New York is poised to implement strict regulations on social media algorithms that target youth, the Wall Street Journal reported. This initiative, designed to safeguard young users, is moving forward under a tentative agreement reached by state lawmakers.

The proposed legislation aims to curb the influence of social media on minors by prohibiting the use of automated content feeds without explicit parental consent. This measure reflects a broader effort to give parents more control over the digital environments their children navigate. According to the Wall Street Journal, the bill, still in its final stages, is expected to be voted on later this week. It also includes a provision to ban social media platforms from sending notifications to minors during overnight hours unless parents approve.

The focus on regulating social media algorithms stems from increasing concerns about the platforms’ addictive nature and their impact on the mental health of younger users. Over the past few years, social media giants have faced growing scrutiny for the ways their content algorithms can negatively affect adolescents.

New York City’s Mayor Eric Adams has been vocal about these issues. In February, his administration took a significant step by filing a lawsuit against several social media companies, including Meta Platforms, which owns Facebook and Instagram. The lawsuit claims these platforms are contributing to a mental health crisis among the youth.
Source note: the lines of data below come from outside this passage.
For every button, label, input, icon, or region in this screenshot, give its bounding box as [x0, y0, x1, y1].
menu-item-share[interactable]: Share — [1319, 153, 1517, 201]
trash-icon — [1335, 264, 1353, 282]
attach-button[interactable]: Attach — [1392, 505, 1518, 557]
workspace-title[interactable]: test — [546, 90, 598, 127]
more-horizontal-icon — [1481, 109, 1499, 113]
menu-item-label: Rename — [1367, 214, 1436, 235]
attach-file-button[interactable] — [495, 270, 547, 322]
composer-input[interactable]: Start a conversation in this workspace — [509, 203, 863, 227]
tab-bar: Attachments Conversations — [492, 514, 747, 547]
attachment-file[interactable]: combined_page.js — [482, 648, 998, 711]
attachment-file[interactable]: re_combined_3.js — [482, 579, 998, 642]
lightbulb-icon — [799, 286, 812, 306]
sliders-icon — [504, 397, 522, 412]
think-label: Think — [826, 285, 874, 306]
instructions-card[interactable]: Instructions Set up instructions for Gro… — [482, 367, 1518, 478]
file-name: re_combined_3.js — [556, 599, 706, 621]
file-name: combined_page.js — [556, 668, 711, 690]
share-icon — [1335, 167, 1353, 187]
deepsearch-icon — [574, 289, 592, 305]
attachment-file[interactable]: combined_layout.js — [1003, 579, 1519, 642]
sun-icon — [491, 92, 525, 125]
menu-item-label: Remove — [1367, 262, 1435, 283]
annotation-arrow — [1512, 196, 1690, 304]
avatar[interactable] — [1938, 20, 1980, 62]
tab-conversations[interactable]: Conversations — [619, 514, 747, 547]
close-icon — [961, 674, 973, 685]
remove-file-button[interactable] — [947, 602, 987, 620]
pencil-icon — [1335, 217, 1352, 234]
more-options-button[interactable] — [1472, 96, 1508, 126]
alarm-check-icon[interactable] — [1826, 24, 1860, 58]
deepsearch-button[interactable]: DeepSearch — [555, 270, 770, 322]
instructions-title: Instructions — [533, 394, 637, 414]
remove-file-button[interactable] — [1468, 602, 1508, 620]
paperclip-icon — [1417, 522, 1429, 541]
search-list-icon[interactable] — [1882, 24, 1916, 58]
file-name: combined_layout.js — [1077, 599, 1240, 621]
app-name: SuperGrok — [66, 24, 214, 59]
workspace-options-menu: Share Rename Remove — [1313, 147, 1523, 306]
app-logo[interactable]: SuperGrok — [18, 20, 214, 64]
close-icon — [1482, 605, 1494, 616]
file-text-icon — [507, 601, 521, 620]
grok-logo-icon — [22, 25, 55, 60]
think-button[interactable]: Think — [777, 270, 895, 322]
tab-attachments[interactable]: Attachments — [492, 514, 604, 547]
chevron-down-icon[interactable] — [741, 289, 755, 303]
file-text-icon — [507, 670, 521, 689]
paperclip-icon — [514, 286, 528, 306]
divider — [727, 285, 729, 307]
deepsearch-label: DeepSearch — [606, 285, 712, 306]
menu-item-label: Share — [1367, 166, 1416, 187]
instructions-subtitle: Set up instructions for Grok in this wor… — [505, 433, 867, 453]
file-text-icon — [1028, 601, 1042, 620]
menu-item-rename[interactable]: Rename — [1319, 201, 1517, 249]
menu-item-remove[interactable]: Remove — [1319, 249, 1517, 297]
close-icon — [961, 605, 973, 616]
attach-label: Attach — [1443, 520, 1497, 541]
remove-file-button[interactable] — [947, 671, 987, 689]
This move by New York follows similar actions taken by other states. In March, Florida Governor Ron DeSantis signed a bill that bans children under 14 from accessing social media platforms altogether, and requires parental consent for 14- and 15-year-olds. The rationale behind such measures is to protect children from the potential mental health risks posed by unregulated social media use.

Utah set a precedent last year by becoming the first state in the U.S. to pass laws regulating children’s access to social media. Since then, other states, including Arkansas, Louisiana, Ohio, and Texas, have enacted similar regulations. These legislative efforts collectively represent a growing recognition of the need for more robust protections for young social media users.

As New York moves closer to enacting its own regulations, the spotlight remains on how social media companies will adapt to these new legal landscapes and what further measures might be taken to ensure the safety and well-being of younger users online.